Fungsi utama muktamar meliputi evaluasi kinerja kepengurusan periode sebelumnya, penyusunan program kerja baru, serta pemilihan pengurus untuk periode berikutnya. Forum ini juga menjadi tempat penetapan sosok Rais Aam bersama Ketua Umum PBNU. Di samping itu, muktamar mengeluarkan fatwa dan rekomendasi yang menyentuh isu keagamaan sekaligus kebangsaan.
Peserta resmi terdiri atas perwakilan pengurus tingkat besar, wilayah, dan cabang. Mereka memiliki hak mengajukan usulan sekaligus memberikan suara. Peninjau diperbolehkan menyampaikan usul namun tanpa hak suara. Mekanisme ini menjaga keseimbangan antara partisipasi luas dan legitimasi keputusan final.
Melalui evaluasi, organisasi menilai capaian dan kekurangan lima tahun terakhir. Penyusunan program baru disesuaikan dengan tantangan aktual agar gerakan NU tetap relevan. Regenerasi kepemimpinan lewat pemilihan pengurus memastikan keberlanjutan visi organisasi di tengah dinamika sosial.
Beberapa laman lain sering membahas pengertian muktamar biaya serta kriteria pemimpin. Fokus Optimaise News di sini tetap pada fungsi strategis forum sebagai penentu arah jangka panjang.
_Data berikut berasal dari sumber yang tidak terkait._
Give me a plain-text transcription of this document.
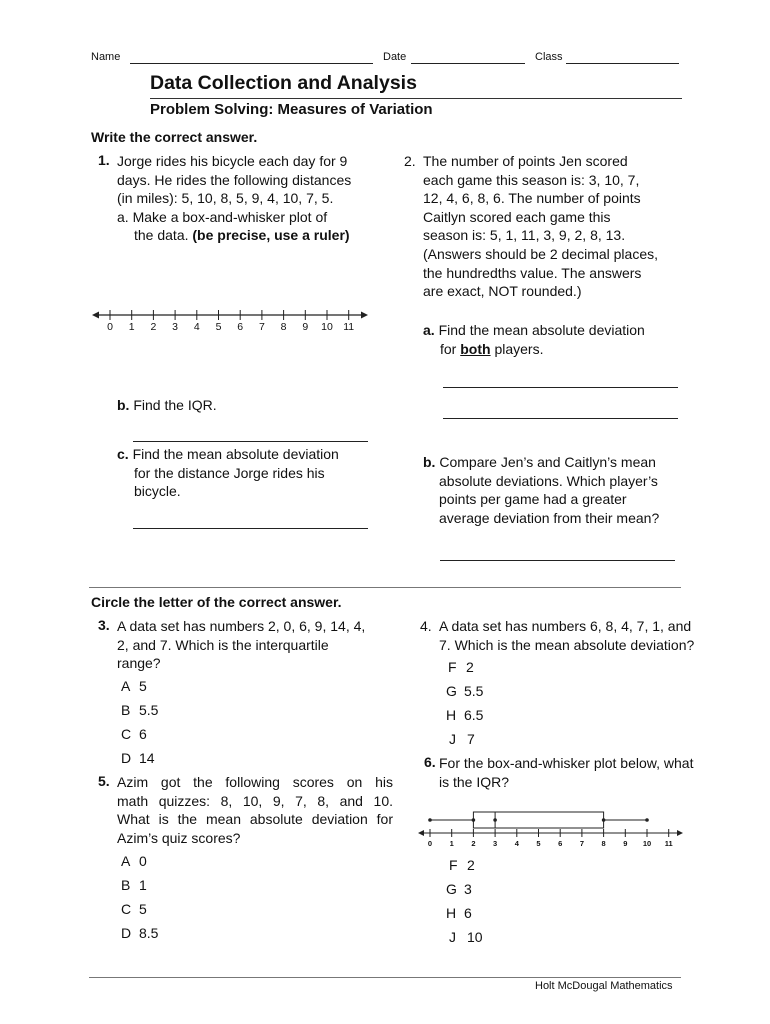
Name	Date	Class
Data Collection and Analysis
Problem Solving: Measures of Variation
Write the correct answer.
1. Jorge rides his bicycle each day for 9
days. He rides the following distances
(in miles): 5, 10, 8, 5, 9, 4, 10, 7, 5.
a. Make a box-and-whisker plot of
the data. (be precise, use a ruler)
0 1 2 3 4 5 6 7 8 9 10 11
b. Find the IQR.
c. Find the mean absolute deviation
for the distance Jorge rides his
bicycle.
2. The number of points Jen scored
each game this season is: 3, 10, 7,
12, 4, 6, 8, 6. The number of points
Caitlyn scored each game this
season is: 5, 1, 11, 3, 9, 2, 8, 13.
(Answers should be 2 decimal places,
the hundredths value. The answers
are exact, NOT rounded.)
a. Find the mean absolute deviation
for both players.
b. Compare Jen’s and Caitlyn’s mean
absolute deviations. Which player’s
points per game had a greater
average deviation from their mean?
Circle the letter of the correct answer.
3. A data set has numbers 2, 0, 6, 9, 14, 4,
2, and 7. Which is the interquartile
range?
A 5
B 5.5
C 6
D 14
5. Azim got the following scores on his
math quizzes: 8, 10, 9, 7, 8, and 10.
What is the mean absolute deviation for
Azim’s quiz scores?
A 0
B 1
C 5
D 8.5
4. A data set has numbers 6, 8, 4, 7, 1, and
7. Which is the mean absolute deviation?
F 2
G 5.5
H 6.5
J 7
6. For the box-and-whisker plot below, what
is the IQR?
0 1 2 3 4 5 6 7 8 9 10 11
F 2
G 3
H 6
J 10
Holt McDougal Mathematics
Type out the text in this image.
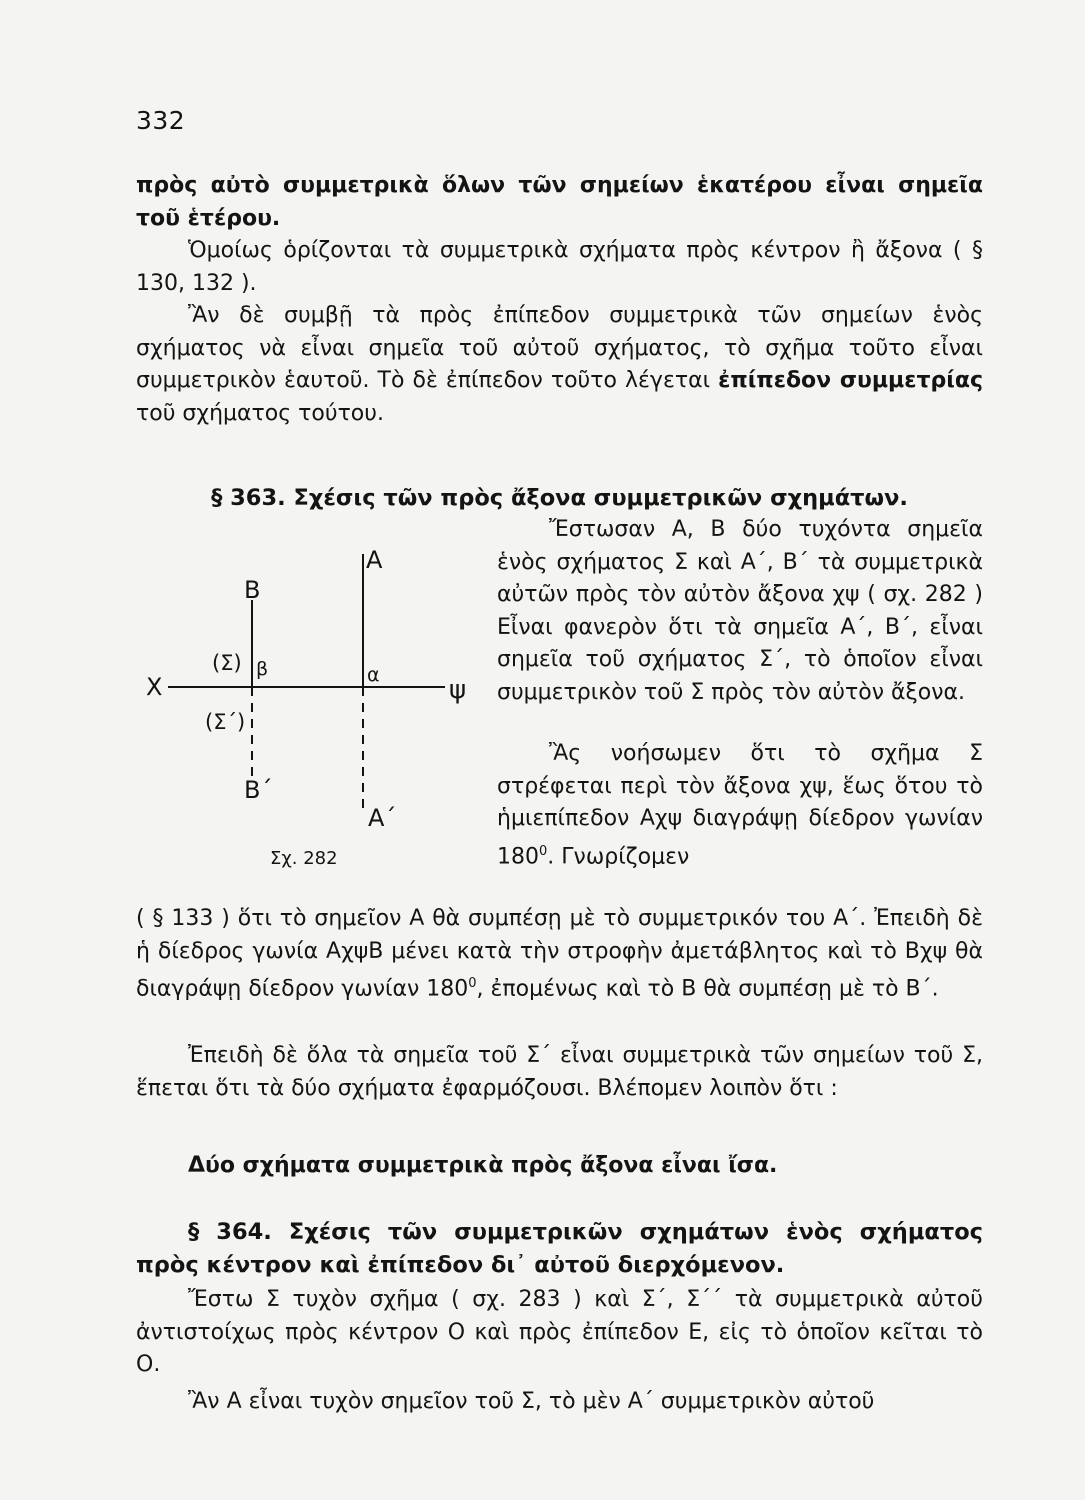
332

πρὸς αὐτὸ συμμετρικὰ ὅλων τῶν σημείων ἑκατέρου εἶναι σημεῖα τοῦ ἑτέρου.

Ὁμοίως ὁρίζονται τὰ συμμετρικὰ σχήματα πρὸς κέντρον ἢ ἄξονα ( § 130, 132 ).

Ἂν δὲ συμβῇ τὰ πρὸς ἐπίπεδον συμμετρικὰ τῶν σημείων ἑνὸς σχήματος νὰ εἶναι σημεῖα τοῦ αὐτοῦ σχήματος, τὸ σχῆμα τοῦτο εἶναι συμμετρικὸν ἑαυτοῦ. Τὸ δὲ ἐπίπεδον τοῦτο λέγεται ἐπίπεδον συμμετρίας τοῦ σχήματος τούτου.

§ 363. Σχέσις τῶν πρὸς ἄξονα συμμετρικῶν σχημάτων.

Ἔστωσαν Α, Β δύο τυχόντα σημεῖα ἑνὸς σχήματος Σ καὶ Α΄, Β΄ τὰ συμμετρικὰ αὐτῶν πρὸς τὸν αὐτὸν ἄξονα χψ ( σχ. 282 ) Εἶναι φανερὸν ὅτι τὰ σημεῖα Α΄, Β΄, εἶναι σημεῖα τοῦ σχήματος Σ΄, τὸ ὁποῖον εἶναι συμμετρικὸν τοῦ Σ πρὸς τὸν αὐτὸν ἄξονα.

Ἂς νοήσωμεν ὅτι τὸ σχῆμα Σ στρέφεται περὶ τὸν ἄξονα χψ, ἕως ὅτου τὸ ἡμιεπίπεδον Αχψ διαγράψῃ δίεδρον γωνίαν $180^0$. Γνωρίζομεν

Α
Α΄
Β
Β΄
Χ	ψ
(Σ)
(Σ΄)
α
β
Σχ. 282

( § 133 ) ὅτι τὸ σημεῖον Α θὰ συμπέσῃ μὲ τὸ συμμετρικόν του Α΄. Ἐπειδὴ δὲ ἡ δίεδρος γωνία ΑχψΒ μένει κατὰ τὴν στροφὴν ἀμετάβλητος καὶ τὸ Βχψ θὰ διαγράψῃ δίεδρον γωνίαν $180^0$, ἐπομένως καὶ τὸ Β θὰ συμπέσῃ μὲ τὸ Β΄.

Ἐπειδὴ δὲ ὅλα τὰ σημεῖα τοῦ Σ΄ εἶναι συμμετρικὰ τῶν σημείων τοῦ Σ, ἕπεται ὅτι τὰ δύο σχήματα ἐφαρμόζουσι. Βλέπομεν λοιπὸν ὅτι :

Δύο σχήματα συμμετρικὰ πρὸς ἄξονα εἶναι ἴσα.

§ 364. Σχέσις τῶν συμμετρικῶν σχημάτων ἑνὸς σχήματος πρὸς κέντρον καὶ ἐπίπεδον δι᾽ αὐτοῦ διερχόμενον.

Ἔστω Σ τυχὸν σχῆμα ( σχ. 283 ) καὶ Σ΄, Σ΄΄ τὰ συμμετρικὰ αὐτοῦ ἀντιστοίχως πρὸς κέντρον Ο καὶ πρὸς ἐπίπεδον Ε, εἰς τὸ ὁποῖον κεῖται τὸ Ο.

Ἂν Α εἶναι τυχὸν σημεῖον τοῦ Σ, τὸ μὲν Α΄ συμμετρικὸν αὐτοῦ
Pemahaman yang utuh membantu warga NU melihat muktamar bukan sekadar ritual, melainkan instrumen pengambilan keputusan bersama.
Materi Muktamar ke-35 dan Pembagian Bahtsul Masail

Materi pembahasan Muktamar ke-35 mencakup roadmap 25 tahun NU, penguatan nilai keulamaan, dan transformasi pesantren. Agenda jangka panjang itu dirancang agar organisasi memiliki peta jalan yang jelas menghadapi dua dekade ke depan. Diskusi seputar nilai keulamaan diharapkan memperkokoh fondasi moral dan intelektual kader.
Transformasi pesantren menjadi sorotan karena lembaga ini menjadi basis utama gerakan NU di akar rumput. Perubahan kurikulum, tata kelola, dan peran sosial pesantren dibahas agar lebih adaptif. Hasil musyawarah akan menjadi rujukan program di tingkat wilayah dan cabang setelah muktamar usai.
Bahtsul Masail terbagi ke dalam komisi Maudluiyyah, Waqi’iyah, dan Qanuniyah. Tiap komisi mengolah isu sesuai lingkupnya agar putusan lebih terstruktur. Hasil bahasan komisi diserahkan ke sidang plenary untuk disahkan sebagai keputusan resmi organisasi.
Roadmap 25 tahun memberi kerangka besar yang melampaui satu periode kepengurusan. Nilai keulamaan dijaga agar modernisasi tidak menggerus akar tradisi. Transformasi pesantren diharapkan menghasilkan lulusan yang mampu menjawab tantangan kontemporer tanpa meninggalkan identitas ahlussunnah wal jamaah.